The vector space $X^*$ is referred to as the algebraic dual of $X$.  Since $X^*$ is itself a vector space, we can define its algebraic dual, $(X^*)^* = X^{**}$, which is called the second algebraic dual of $X$.  An important property of $X^{**}$ is that there exists an injective mapping $C : X \to X^{**}$ called the canonical mapping of $X$ into $X^{**}$.  This mapping is given by taking an $x \in X$ and considering the functional $g_x : X^* \to \mathbb{R}$ such that for each $f \in X^*$ we map $g_x(f) = f(x)$.
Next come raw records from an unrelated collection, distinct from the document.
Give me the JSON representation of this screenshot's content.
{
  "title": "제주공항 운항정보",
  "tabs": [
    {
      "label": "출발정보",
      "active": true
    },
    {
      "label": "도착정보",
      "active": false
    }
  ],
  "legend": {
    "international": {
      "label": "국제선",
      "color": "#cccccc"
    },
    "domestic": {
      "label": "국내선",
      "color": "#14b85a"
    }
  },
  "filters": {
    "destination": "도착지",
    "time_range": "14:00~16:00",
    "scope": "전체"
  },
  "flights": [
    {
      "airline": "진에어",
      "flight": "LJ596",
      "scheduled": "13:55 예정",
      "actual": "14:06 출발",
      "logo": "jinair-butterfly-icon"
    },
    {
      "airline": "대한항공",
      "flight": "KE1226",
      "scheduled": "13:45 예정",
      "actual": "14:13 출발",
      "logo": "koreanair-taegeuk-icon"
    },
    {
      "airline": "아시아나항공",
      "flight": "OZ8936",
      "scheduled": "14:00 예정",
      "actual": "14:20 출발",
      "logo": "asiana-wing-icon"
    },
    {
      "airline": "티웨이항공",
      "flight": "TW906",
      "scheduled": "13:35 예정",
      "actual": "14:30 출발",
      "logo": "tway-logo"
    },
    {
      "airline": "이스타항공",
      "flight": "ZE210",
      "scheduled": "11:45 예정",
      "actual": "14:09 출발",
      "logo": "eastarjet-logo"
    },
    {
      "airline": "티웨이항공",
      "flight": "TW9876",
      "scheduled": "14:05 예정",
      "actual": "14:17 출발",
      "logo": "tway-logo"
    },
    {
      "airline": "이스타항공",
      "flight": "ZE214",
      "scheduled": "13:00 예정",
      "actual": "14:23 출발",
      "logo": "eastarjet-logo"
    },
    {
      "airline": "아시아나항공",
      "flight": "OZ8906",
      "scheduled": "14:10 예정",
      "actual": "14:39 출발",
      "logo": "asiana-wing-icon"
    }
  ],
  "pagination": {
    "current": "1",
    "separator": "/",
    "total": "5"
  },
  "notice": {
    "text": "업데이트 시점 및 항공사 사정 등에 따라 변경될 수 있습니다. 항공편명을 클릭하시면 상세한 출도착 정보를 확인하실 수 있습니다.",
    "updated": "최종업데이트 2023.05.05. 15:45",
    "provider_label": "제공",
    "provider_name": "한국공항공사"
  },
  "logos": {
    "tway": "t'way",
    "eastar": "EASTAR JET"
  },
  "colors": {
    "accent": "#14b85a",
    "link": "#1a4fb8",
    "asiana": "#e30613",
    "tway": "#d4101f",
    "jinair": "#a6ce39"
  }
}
Since $C$ is a linear map from $X$ to $X^{**}$ (this follows from the fact that each $f \in X^*$ is linear), we have $X$ is isomorphic to a subspace of of $X^{**}$ (recall that the range of a linear operator is a subspace of the operator’s codomain).  For this reason, $C$ is sometimes called the canonical embedding of $X$ into $X^{**}$.  (A space $A$ is said to be embeddable in $B$ if $A$ is isomorphic to a subspace of $B$.)  In the event that $C$ is also surjective, so we have $X$ is isomorphic to all of $X^{**}$, we say that $X$ is algebraically reflexive.
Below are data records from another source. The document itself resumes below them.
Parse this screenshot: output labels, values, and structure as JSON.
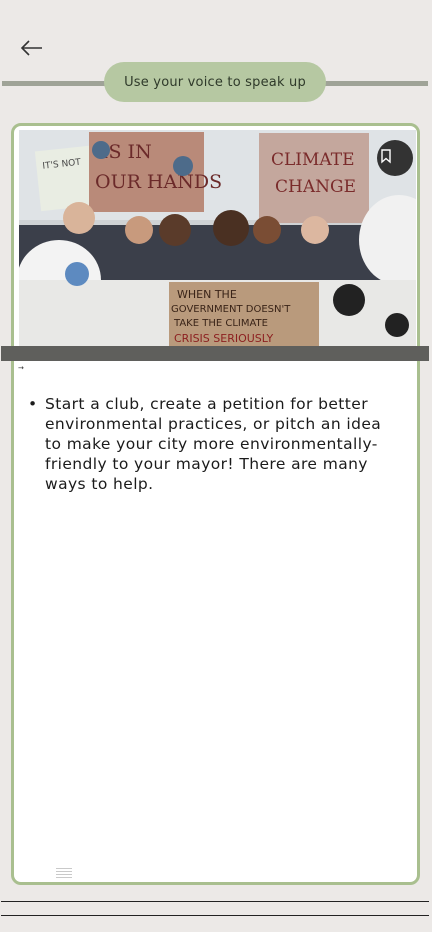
{
  "header": {
    "back_icon": "arrow-left-icon",
    "pill_label": "Use your voice to speak up"
  },
  "card": {
    "bookmark_icon": "bookmark-icon",
    "image_sign_text": [
      "IT'S NOT",
      "IS IN",
      "OUR HANDS",
      "CLIMATE",
      "CHANGE",
      "WHEN THE",
      "GOVERNMENT DOESN'T",
      "TAKE THE CLIMATE",
      "CRISIS SERIOUSLY"
    ],
    "small_mark": "→",
    "bullets": [
      "Start a club, create a petition for better environmental practices, or pitch an idea to make your city more environmentally-friendly to your mayor! There are many ways to help."
    ]
  },
  "colors": {
    "pill": "#b6c8a2",
    "card_border": "#a9bf8f",
    "background": "#ece9e7"
  }
}
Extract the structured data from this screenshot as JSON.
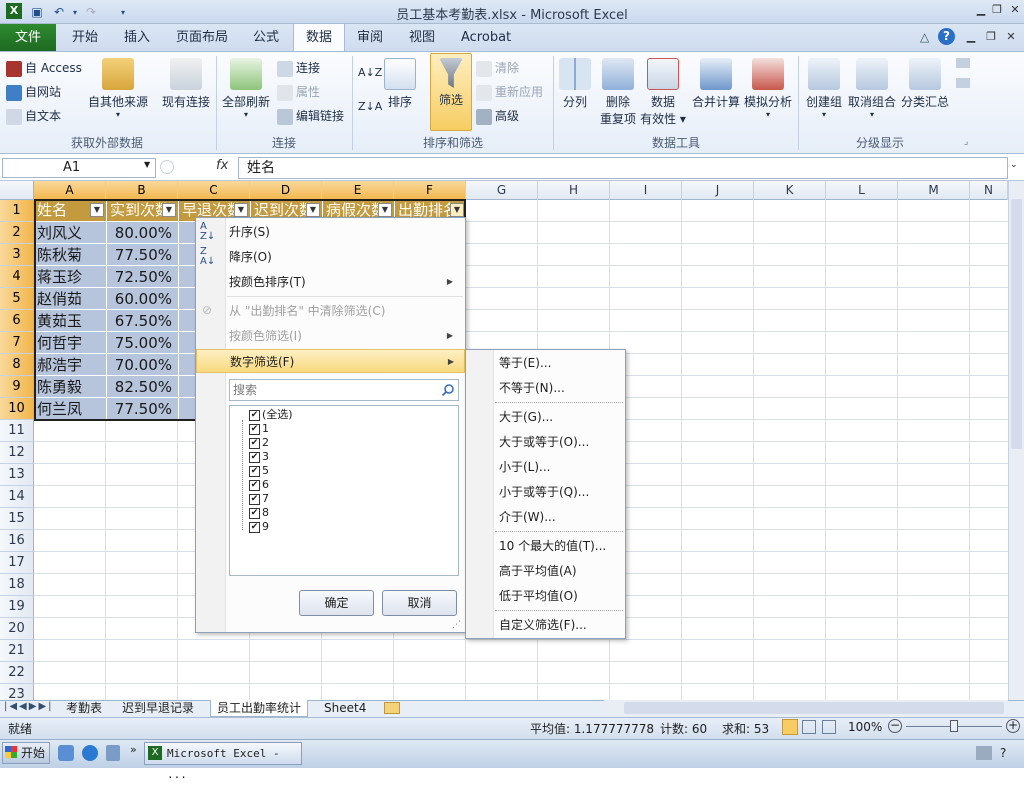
{
  "window": {
    "title": "员工基本考勤表.xlsx - Microsoft Excel"
  },
  "tabs": {
    "file": "文件",
    "items": [
      "开始",
      "插入",
      "页面布局",
      "公式",
      "数据",
      "审阅",
      "视图",
      "Acrobat"
    ],
    "active": "数据"
  },
  "ribbon": {
    "get_external": {
      "label": "获取外部数据",
      "access": "自 Access",
      "web": "自网站",
      "text": "自文本",
      "other": "自其他来源",
      "existing": "现有连接"
    },
    "connections": {
      "label": "连接",
      "refresh_all": "全部刷新",
      "connections": "连接",
      "properties": "属性",
      "edit_links": "编辑链接"
    },
    "sort_filter": {
      "label": "排序和筛选",
      "sort": "排序",
      "filter": "筛选",
      "clear": "清除",
      "reapply": "重新应用",
      "advanced": "高级"
    },
    "data_tools": {
      "label": "数据工具",
      "text_to_col": "分列",
      "remove_dup_1": "删除",
      "remove_dup_2": "重复项",
      "validation_1": "数据",
      "validation_2": "有效性",
      "consolidate": "合并计算",
      "what_if": "模拟分析"
    },
    "outline": {
      "label": "分级显示",
      "group": "创建组",
      "ungroup": "取消组合",
      "subtotal": "分类汇总"
    }
  },
  "formula_bar": {
    "name_box": "A1",
    "fx": "fx",
    "value": "姓名"
  },
  "columns": [
    "A",
    "B",
    "C",
    "D",
    "E",
    "F",
    "G",
    "H",
    "I",
    "J",
    "K",
    "L",
    "M",
    "N"
  ],
  "rows": [
    "1",
    "2",
    "3",
    "4",
    "5",
    "6",
    "7",
    "8",
    "9",
    "10",
    "11",
    "12",
    "13",
    "14",
    "15",
    "16",
    "17",
    "18",
    "19",
    "20",
    "21",
    "22",
    "23"
  ],
  "sheet": {
    "headers": [
      "姓名",
      "实到次数",
      "早退次数",
      "迟到次数",
      "病假次数",
      "出勤排名"
    ],
    "names": [
      "刘风义",
      "陈秋菊",
      "蒋玉珍",
      "赵俏茹",
      "黄茹玉",
      "何哲宇",
      "郝浩宇",
      "陈勇毅",
      "何兰凤"
    ],
    "rates": [
      "80.00%",
      "77.50%",
      "72.50%",
      "60.00%",
      "67.50%",
      "75.00%",
      "70.00%",
      "82.50%",
      "77.50%"
    ]
  },
  "filter_menu": {
    "sort_asc": "升序(S)",
    "sort_desc": "降序(O)",
    "sort_by_color": "按颜色排序(T)",
    "clear_filter": "从 \"出勤排名\" 中清除筛选(C)",
    "filter_by_color": "按颜色筛选(I)",
    "number_filters": "数字筛选(F)",
    "search_placeholder": "搜索",
    "items": [
      "(全选)",
      "1",
      "2",
      "3",
      "5",
      "6",
      "7",
      "8",
      "9"
    ],
    "ok": "确定",
    "cancel": "取消"
  },
  "number_filter_submenu": [
    "等于(E)...",
    "不等于(N)...",
    "大于(G)...",
    "大于或等于(O)...",
    "小于(L)...",
    "小于或等于(Q)...",
    "介于(W)...",
    "10 个最大的值(T)...",
    "高于平均值(A)",
    "低于平均值(O)",
    "自定义筛选(F)..."
  ],
  "sheet_tabs": [
    "考勤表",
    "迟到早退记录",
    "员工出勤率统计",
    "Sheet4"
  ],
  "status": {
    "ready": "就绪",
    "average": "平均值: 1.177777778",
    "count": "计数: 60",
    "sum": "求和: 53",
    "zoom": "100%"
  },
  "taskbar": {
    "start": "开始",
    "app": "Microsoft Excel - ..."
  },
  "colors": {
    "file_tab": "#1d6a22",
    "header_fill": "#c39a3e",
    "selection": "#b6c4dc",
    "menu_highlight": "#f9d97e"
  }
}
Every finite dimensional vector space is algebraically reflexive.

Proof: Suppose $X$ is an n-dimensional vector space with basis $\{ e_1, ..., e_n \}$.  Let $f \in X^*$ and $x \in X$ with $x = \alpha_1 e_1 + ... + \alpha_n e_n$.  As $f$ is linear, we have $f(x) = f(\alpha_1 e_1 + ... + \alpha_n e_n) = \alpha_1 f(e_1) + ... + \alpha_n f(e_n)$.  This implies that $f$ is uniquely determined by the values of $f(e_1), ..., f(e_n)$, which means we can view $f$ as an n-tuple of scalars.  That in turn means that $\dim X^* = n$ and that the set of n-tuples which have a single one and then n-1 zeroes form a basis for $X^*$.  This is called the dual basis of $X$.  Applying the same procedure to $X^*$, we see that $\dim X^{**} = n$.  Now, since $C$ is an injective linear map from $X$ into $X^{**}$ we have that $X$ is isomorphic to an n-dimensional subspace of $X^{**}$, and since the only n-dimensional subspace of $X^{**}$ is $X^{**}$ itself, we have that $X$ is isomorphic to $X^{**}$, and so every finite dimensional vector space is algebraically reflexive.